3. Presidential Hopeful Warren Issues a Warning to Agents

Most candidates in the Democratic primary have announced immigration reform plans that would transform the immigration system. But Massachusetts senator Elizabeth Warren—one of the party’s frontrunners at this early date—may have been the first to propose that agents who mistreat migrants should be held accountable. One of the planks of Warren’s plan was a clear repudiation of the way border policy is currently enforced, vowing to “create accountability for the abuse perpetrated during the Trump Era.” It included this notable line: “Let there be no ambiguity on this: if you are violating the basic rights of immigrants, now or in the future, a Warren administration will hold you accountable,” and indicated that withholding medical care—a charge that’s been leveled at agents in the past—was the sort of violation she was interested in.

Warren is hardly the only candidate to have an immigration plan that exists to repudiate Trump’s policy. Many of the details of her platform on the issue were cribbed from the campaign of former San Antonio mayor Julián Castro, including a proposal to repeal laws that make it a criminal offense for crossing the border without authorization. But Warren’s focus on potential criminal liability for agents who violate the rights of immigrants in their care is a unique proposal with interesting implications. By indicating to agents that, should she become president, Warren would direct the Justice Department to prosecute them criminally for things they’re doing under the Trump administration, it has the possibility to shape the way their actions now, instead of simply signaling legislation she intends to pass.

4. Cornyn and Cuellar Among Top Lawmakers Receiving Private Detention Funds

While it may seem that little about our current immigration policy crosses party lines, here’s one thing that does: donations from a private detention PAC. According to the Washington Post, both GOP senator John Cornyn and Democratic congressman Henry Cueller have received at least $10,000 from the Geo Group, a company that operates 69 facilities across the country. (Twenty-three of the facilities are in Texas as well as the company’s headquarters.) Non-Texans have also received plenty of money from Geo—Trump’s reelection campaign received $20,000—but this rare bipartisanship appears to be a uniquely Texan phenomenon, as Cuellar is the only Democrat identified by the Post as a top recipient of donations.

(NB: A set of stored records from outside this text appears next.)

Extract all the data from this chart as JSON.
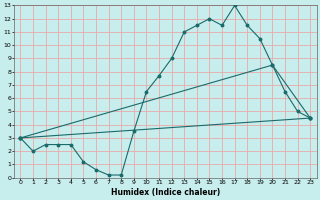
{
  "title": "",
  "xlabel": "Humidex (Indice chaleur)",
  "bg_color": "#c8eded",
  "grid_color": "#e8aaaa",
  "line_color": "#1a6b6b",
  "xlim": [
    -0.5,
    23.5
  ],
  "ylim": [
    0,
    13
  ],
  "xticks": [
    0,
    1,
    2,
    3,
    4,
    5,
    6,
    7,
    8,
    9,
    10,
    11,
    12,
    13,
    14,
    15,
    16,
    17,
    18,
    19,
    20,
    21,
    22,
    23
  ],
  "yticks": [
    0,
    1,
    2,
    3,
    4,
    5,
    6,
    7,
    8,
    9,
    10,
    11,
    12,
    13
  ],
  "line1_x": [
    0,
    1,
    2,
    3,
    4,
    5,
    6,
    7,
    8,
    9,
    10,
    11,
    12,
    13,
    14,
    15,
    16,
    17,
    18,
    19,
    20,
    21,
    22,
    23
  ],
  "line1_y": [
    3.0,
    2.0,
    2.5,
    2.5,
    2.5,
    1.2,
    0.6,
    0.2,
    0.2,
    3.5,
    6.5,
    7.7,
    9.0,
    11.0,
    11.5,
    12.0,
    11.5,
    13.0,
    11.5,
    10.5,
    8.5,
    6.5,
    5.0,
    4.5
  ],
  "line2_x": [
    0,
    20,
    23
  ],
  "line2_y": [
    3.0,
    8.5,
    4.5
  ],
  "line3_x": [
    0,
    23
  ],
  "line3_y": [
    3.0,
    4.5
  ]
}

5. ICE Raids Yet to Materialize in Houston

Trump indicated over the past several weeks that Sunday would be the day that ICE raids started in cities around the country—particularly New York, Los Angeles, Chicago, Houston, and other large cities with major immigrant populations. But in most cities, those raids have yet to occur. The Texas Tribune quoted HPD chief Art Acevedo as saying, “All quiet in Houston,” adding that he expects only routine enforcement during the week.

The announcement of this action was curious. Trump spent weeks touting the raids, reaffirming on Friday the intention to mobilize the agency as he claimed, “It starts on Sunday, and they’re going to take people out, and they’re going to bring them back to their countries, or they’re going to take criminals out—put them in prison or put them in prison in the countries they came from.”

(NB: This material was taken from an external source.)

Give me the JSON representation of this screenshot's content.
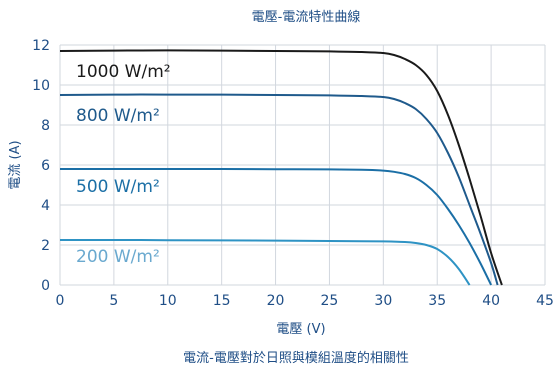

Accordingly, neighborhoods with lots of undocumented immigrants were quiet. According to the Houston Chronicle, “Normally bustling streets and shopping centers saw thin crowds as families stayed away from public places in predominately immigrant neighborhoods. Church members noted fewer worshipers in the pews.” The people who remained indoors needn’t have worried about this particular day, as the ACLU reported no raids. But spiking the anxieties of an entire community, and leaving them uncertain of what information to trust, may have been part of the point. Ruby Powers, an immigration attorney quoted by the Chronicle, described the event as a “fear campaign.” If that was the goal, reporting from communities with undocumented members indicates that it probably worked.